To that end, financial authorities have been working closely with financial industry participants to establish a consensus as to what constitutes acceptable standards for business continuity. Much of this work to date has been focussed at the national level. At the international level, while there have been several regulatory and private sector initiatives on the business continuity front there has not been a concerted effort to draw together the lessons learned from major events and translate them into a set of business continuity principles that is relevant across national boundaries and financial sectors (ie banking, securities, and insurance). Furthermore, consistent with their focus on preserving the functionality of the financial system as a whole, financial authorities undertaking these initiatives have tended to give priority to critical market participants. The lessons learned from past experience, however, are applicable to a broader audience.
This paper represents an effort to address these gaps. It is intended to support international standard setting organisations and national financial authorities by providing a broad framework within which more detailed business continuity arrangements might be developed that are more closely tailored to unique sectoral and local circumstances. The principles also provide a consistent context for those arrangements and thereby promote a common base level of resilience across national boundaries.
Since 2004, The Tower Group has been shouting the need for banks to automate now in the midst of the Basel II momentum.

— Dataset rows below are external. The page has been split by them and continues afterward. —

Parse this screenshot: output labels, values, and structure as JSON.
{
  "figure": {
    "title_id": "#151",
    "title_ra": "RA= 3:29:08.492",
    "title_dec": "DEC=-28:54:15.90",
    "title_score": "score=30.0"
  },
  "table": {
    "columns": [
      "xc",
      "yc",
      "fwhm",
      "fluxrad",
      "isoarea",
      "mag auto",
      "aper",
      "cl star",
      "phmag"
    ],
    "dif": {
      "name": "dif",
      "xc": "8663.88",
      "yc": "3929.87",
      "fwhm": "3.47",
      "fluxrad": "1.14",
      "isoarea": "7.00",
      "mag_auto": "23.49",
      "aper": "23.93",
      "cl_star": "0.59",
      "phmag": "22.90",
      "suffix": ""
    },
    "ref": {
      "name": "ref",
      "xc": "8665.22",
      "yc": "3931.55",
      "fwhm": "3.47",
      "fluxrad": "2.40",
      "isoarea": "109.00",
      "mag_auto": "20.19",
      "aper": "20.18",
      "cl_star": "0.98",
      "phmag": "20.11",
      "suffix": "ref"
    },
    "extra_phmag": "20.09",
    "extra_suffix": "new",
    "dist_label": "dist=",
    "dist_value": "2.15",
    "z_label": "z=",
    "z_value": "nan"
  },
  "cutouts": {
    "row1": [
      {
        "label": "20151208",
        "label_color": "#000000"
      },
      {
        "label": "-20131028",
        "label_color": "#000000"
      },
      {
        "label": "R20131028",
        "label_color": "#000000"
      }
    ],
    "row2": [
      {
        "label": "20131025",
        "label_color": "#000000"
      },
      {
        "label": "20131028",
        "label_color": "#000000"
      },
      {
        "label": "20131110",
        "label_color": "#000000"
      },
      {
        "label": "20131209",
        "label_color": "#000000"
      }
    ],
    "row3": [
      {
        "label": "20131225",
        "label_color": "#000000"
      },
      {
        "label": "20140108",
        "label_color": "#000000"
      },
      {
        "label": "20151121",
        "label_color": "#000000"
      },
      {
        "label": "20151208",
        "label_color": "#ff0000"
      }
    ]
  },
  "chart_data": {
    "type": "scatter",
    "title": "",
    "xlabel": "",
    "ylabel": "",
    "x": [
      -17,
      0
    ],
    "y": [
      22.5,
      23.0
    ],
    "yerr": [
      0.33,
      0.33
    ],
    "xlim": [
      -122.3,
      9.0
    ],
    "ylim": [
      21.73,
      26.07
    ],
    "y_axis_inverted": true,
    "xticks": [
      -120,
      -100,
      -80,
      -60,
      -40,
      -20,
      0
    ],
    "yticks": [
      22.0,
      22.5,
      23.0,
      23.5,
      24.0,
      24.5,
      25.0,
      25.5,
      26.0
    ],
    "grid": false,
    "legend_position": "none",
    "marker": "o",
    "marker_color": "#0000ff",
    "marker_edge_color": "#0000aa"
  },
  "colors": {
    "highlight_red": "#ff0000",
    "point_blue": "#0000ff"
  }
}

While business performance has converged with Basel II, the key understanding needed is what do Business Performance & Basel II have to do with my survivability as a money center bank?
Basel II introduces a convergent framework of risk management and controls that will encourage banks to invest wisely in IT and improve the efficiency of their business operations. Banks that adopt effective enterprise risk management platforms will reap business benefits that go well beyond regulatory compliance.
Knowledge Management is coming to banking in a way that the bean counters never imagined. With the focus on Operational Risks, the only way to be able to correlate new threats with the current asset base is through automation.
The industry is now at the implementation phase of Basel II. Few banks have the perspective and resources to experiment and establish their own enterprise risk management models that include this new field of operational risk. Notwithstanding their attention to business continuity and reputational risk matters, most banks have still to inscribe operational risk procedures in the broader picture of business management and operational efficiency. Not only may banks improve their operational efficiency by streamlining business processes, but they also can tap important benefits in operational resilience, responsiveness and flexibility to innovate. By adopting automation models for integrated business and risk management, proactive banks may derive significant returns from a concerted enterprise approach.